Warsh is in a difficult position, and could find himself torn between a desire to serve President Trump’s insistence on dovish policy and the need to comfort markets that Fed independence persists. While serving as a Fed Governor from 2006 through 2011 Warsh had a reputation as a hawk. His concerns about inflationary risk arising from Quantitative Easing in the aftermath of the financial crisis were not vindicated by what followed in the decade after the financial crisis, though the current decade has shown that Quantitative Easing can coincide with a surge in inflation.

That Warsh is now sounding dovish at a time when inflation is higher and unemployment lower than when he was known as a Fed a hawk does raise concerns of political bias, though his reputation as a hawk had been established while Republican George W. Bush was president, and did not suddenly emerge after the election of the Democratic President Obama. Political bias may have encouraged him to underestimate downside risks to growth under George W. Bush, though he was far from unique in that. It is difficult to make a strong case that Warsh has been guided primarily by political bias.

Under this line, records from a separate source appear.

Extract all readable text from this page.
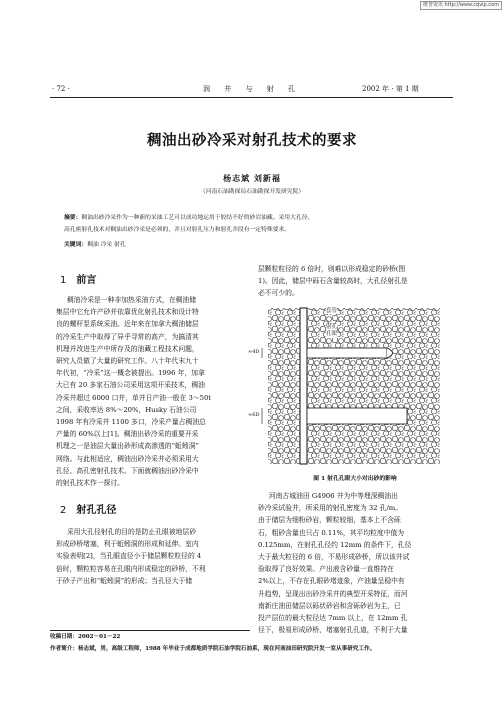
维普资讯 http://www.cqvip.com
· 72 ·	润 井 与 射 孔	2002 年 · 第 1 期
稠油出砂冷采对射孔技术的要求
杨志斌 刘新福
（河南石油勘探局石油勘探开发研究院）
摘要：稠油出砂冷采作为一种新的采油工艺可以成功地运用于胶结不好的砂岩油藏。采用大孔径、
高孔密射孔技术对稠油出砂冷采是必须的，并且对射孔压力和射孔井段有一定特殊要求。
关键词：稠油 冷采 射孔
1 前言

稠油冷采是一种非加热采油方式，在稠油储
集层中它允许产砂并依靠优化射孔技术和设计特
良的螺杆泵系统采油。近年来在加拿大稠油储层
的冷采生产中取得了异乎寻常的高产，为搞清其
机理并改进生产中所存及的油藏工程技术问题，
研究人员做了大量的研究工作。八十年代末九十
年代初，“冷采”这一概念被提出。1996 年，加拿
大已有 20 多家石油公司采用这项开采技术，稠油
冷采井超过 6000 口井，单井日产油一般在 3～50t
之间，采收率达 8%～20%，Husky 石油公司
1998 年有冷采井 1100 多口，冷采产量占稠油总
产量的 60%以上[1]。稠油出砂冷采的重要开采
机理之一是油层大量出砂形成高渗透的“蚯蚓洞”
网络。与此相适应，稠油出砂冷采井必须采用大
孔径、高孔密射孔技术。下面就稠油出砂冷采中
的射孔技术作一探讨。

2 射孔孔径

采用大孔径射孔的目的是防止孔眼被地层砂
形成砂桥堵塞，利于蚯蚓洞的形成和延伸。室内
实验表明[2]，当孔眼直径小于储层颗粒粒径的 4
倍时，颗粒粒容易在孔眼内形成稳定的砂桥，不利
于砂子产出和“蚯蚓洞”的形成；当孔径大于储

层颗粒粒径的 6 倍时，则难以形成稳定的砂桥(图
1)。因此，储层中砾石含量较高时，大孔径射孔是
必不可少的。

套管
射孔
孔眼
≈4D
≈6D
图 1 射孔孔眼大小对出砂的影响

河南古城油田 G4906 井为中等埋深稠油出
砂冷采试验井，所采用的射孔密度为 32 孔/m。
由于储层为细粉砂岩，颗粒较细，基本上不含砾
石，粗砂含量也只占 0.11%，其平均粒度中值为
0.125mm，在射孔孔径约 12mm 的条件下，孔径
大于最大粒径的 6 倍，不易形成砂桥，所以该井试
验取得了良好效果。产出液含砂量一直维持在
2%以上，不存在孔眼砂堵迹象，产油量呈稳中有
升趋势，呈现出出砂冷采井的典型开采特征，而河
南新庄油田储层以砾状砂岩和含砾砂岩为主，已
投产层位的最大粒径达 7mm 以上，在 12mm 孔
径下，极易形成砂桥，堵塞射孔孔道，不利于大量

收稿日期：2002－01－22
作者简介：杨志斌，男，高级工程师，1988 年毕业于成都地质学院石油学院石油系，现在河南油田研究院开发一室从事研究工作。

While having transitioned from a hawk to a dove, he does show a measure of consistency with his past positions in suggesting that the balance sheet is too high, a view directly contradicted by Fed’s Bostic today. Warsh feels that a smaller balance sheet would give greater scope for lower rates. However both recent bouts of trimming the balance sheet led to difficulties in money markets.  

A difficult path towards confirmation

Warsh’s views will come under heavy scrutiny at his Senate hearings, when he will have to maintain a careful balance between a dovish monetary policy stance, something favored by most Democrats as well as President Trump, and the need for Fed independence, something traditional Republicans have tended to be the strongest defenders of. With affordability being a key issue across the political spectrum, he will have to demonstrate vigilance on inflation. Even if Warsh gives an outstanding performance in his hearings, confirmation may not be plain sailing. Retiring Republican Senator Thom Tillis from North Carolina, has pledged to oppose any Trump nomination to the Fed until the investigation into Chairman Powell is resolved. Without him the Republicans will not have a majority on the Committee.

Will Warsh be able to lead a less dovish FOMC?

If approved for the job, Warsh will need to secure the trust of his colleagues. December’s Fed dots show a median view for only one 25bps easing in 2025 and one more in 2026, and they appear to see downside labor market risks as having eased since then (though they are also somewhat more optimistic on falling inflation). Justification for a more dovish policy can be made on a view that AI-induced productivity gains both reduce upside inflation risks and increase downside employment risks, meaning that resilience in GDP growth, which appears to be persisting in Q4, and may continue in 2026 given fiscal stimulus, can be downplayed. This will however become a much easier case to make if inflation actually does fall. By the time Wash takes office, with current Chairman Powell’s term expiring in May, he may have the fortune of seeing the lift from tariffs dropping put of the inflation data, though that is far from assured.

Should economic data be less than persuasive in making a case for lower rates, we doubt that Warsh would ignore the data, but he could find himself a dovish outlier on the Fed. Alternatively, he could seek to increase the authority of the Chair. Currently published Fed forecasts are the median of all FOMC participants, including the non-voting district presidents who tend to lean hawkish. Generating forecasts produced by Fed economists, perhaps with a strong input from the Chair, could lessen the influence of alternative voices, as could ceasing to publish the dots (as suggested by U.S. Treasury Secretary Bessent at the end of the year (here)), in which the view of each participant is given the same weight as that of the Chair. Should Warsh seek to increase his authority, it would be easier for him should Powell leave the Board of Governors when he steps down as Chair. Powell’s term as a Governor ends in January 2028. Whether Powell stays on the FOMC until then may depend on his confidence of Warsh maintaining Fed independence despite what is sure to be strong pressure from President Trump.